# Velocity rate question

1. Nov 11, 2012

### fifaking7

1. The problem statement, all variables and given/known data
s(t)= Vit + 1/2 a t^2 + So

a) find the average velocity on the interval [1,3]
b) find the instantaneous velocity when t= 3s.
c) how long does it take the coin to hit the ground?
d) find the velocity when the coin hits the ground

2. Relevant equations
a= -32ft/(s^2)

3. The attempt at a solution
S(t)=Vi(0)t + 1/2 (-32ft/s^2)t^2 +So
S(t)= 0 -16t^2 + 800
v(t) = -32t

a) V(3)-V(1)/(3-1)
V(3) = -32(3)=-96
V(1) = -32(1)= -32

-96-(-32)/2 = -64ft/sec is my final answer

b) v(3)= -32(3)

C)coin hits ground at s(t)= 0 S(t)= -16t^2 + 800
0= =16t^2 +800
-800= -16t^2
sqr50= t^2
7.071 seconds is when the coin hits the ground
D) V(t) =-32t
V(7.071)= -32(7.071)
v= -226.272 ft/sec

2. Nov 11, 2012

### Abhinav R

1) Yes the average velocity can be calculated by differentiating s(t)
∴ s(t$^{'}$) = -32t
The average velocity turns out to be (-96 + 32)/2 = -32

2) The instantaneous velocity when t=3 s is given by
Lim Δt→0 Δs/Δt = ds/dt
So -32t = -32 × 3 = -96

3) s(t$^{'}$) = -32t
∴ s(t) = $\int$ -32t dt
= -16t$^{2}$ + C

4) Velocity is zero as when t=0 ; -32t = -32 × 0 = 0

3. Nov 11, 2012

### haruspex

There seem to be other facts which you introduce later. From those I infer a coin is dropped from rest at time 0 and a height of 800ft.
No, that will give you the average of two specific speeds.

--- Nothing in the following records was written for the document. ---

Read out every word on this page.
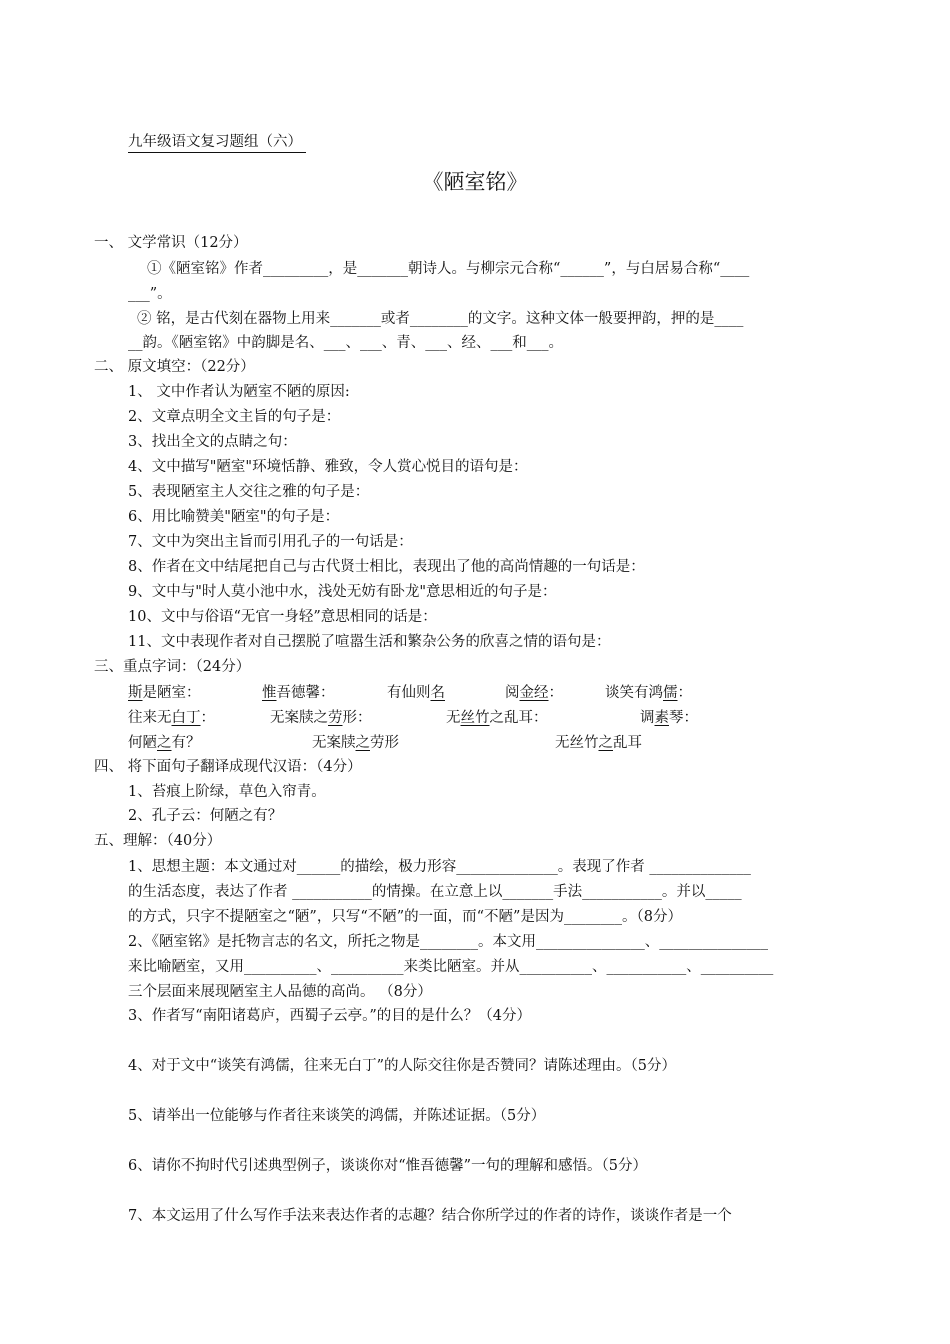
九年级语文复习题组（六）
《陋室铭》
一、 文学常识（12分）
①《陋室铭》作者_________，是_______朝诗人。与柳宗元合称“______”，与白居易合称“____
___”。
② 铭，是古代刻在器物上用来_______或者________的文字。这种文体一般要押韵，押的是____
__韵。《陋室铭》中韵脚是名、___、___、青、___、经、___和___。
二、 原文填空：（22分）
1、 文中作者认为陋室不陋的原因:
2、文章点明全文主旨的句子是：
3、找出全文的点睛之句：
4、文中描写"陋室"环境恬静、雅致，令人赏心悦目的语句是：
5、表现陋室主人交往之雅的句子是：
6、用比喻赞美"陋室"的句子是：
7、文中为突出主旨而引用孔子的一句话是：
8、作者在文中结尾把自己与古代贤士相比，表现出了他的高尚情趣的一句话是：
9、文中与"时人莫小池中水，浅处无妨有卧龙"意思相近的句子是：
10、文中与俗语“无官一身轻”意思相同的话是：
11、文中表现作者对自己摆脱了喧嚣生活和繁杂公务的欣喜之情的语句是：
三、重点字词：（24分）
斯是陋室：	惟吾德馨：	有仙则名	阅金经：	谈笑有鸿儒：
往来无白丁：	无案牍之劳形：	无丝竹之乱耳：	调素琴：
何陋之有？	无案牍之劳形	无丝竹之乱耳
四、 将下面句子翻译成现代汉语：（4分）
1、苔痕上阶绿，草色入帘青。
2、孔子云：何陋之有？
五、理解：（40分）
1、思想主题：本文通过对______的描绘，极力形容______________。表现了作者 ______________
的生活态度，表达了作者 ___________的情操。在立意上以_______手法___________。并以_____
的方式，只字不提陋室之“陋”，只写“不陋”的一面，而“不陋”是因为________。（8分）
2、《陋室铭》是托物言志的名文，所托之物是________。本文用_______________、_______________
来比喻陋室，又用__________、__________来类比陋室。并从__________、___________、__________
三个层面来展现陋室主人品德的高尚。 （8分）
3、作者写“南阳诸葛庐，西蜀子云亭。”的目的是什么？（4分）
4、对于文中“谈笑有鸿儒，往来无白丁”的人际交往你是否赞同？请陈述理由。（5分）
5、请举出一位能够与作者往来谈笑的鸿儒，并陈述证据。（5分）
6、请你不拘时代引述典型例子，谈谈你对“惟吾德馨”一句的理解和感悟。（5分）
7、本文运用了什么写作手法来表达作者的志趣？结合你所学过的作者的诗作，谈谈作者是一个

That is not the same as the average speed over an interval. Average speed = change in distance / change in time.
Abhinav R's method and answer are wrong too.

4. Nov 12, 2012

### fifaking7

How do I do it then if the methods are wrong?

5. Nov 12, 2012

### SammyS

Staff Emeritus
Please state the complete problem as it was given to you.

6. Nov 12, 2012

### haruspex

As I said, Average speed = change in distance / change in time. Where was it at t=1? Where at t=3? How far did it travel between t=1 and t=3?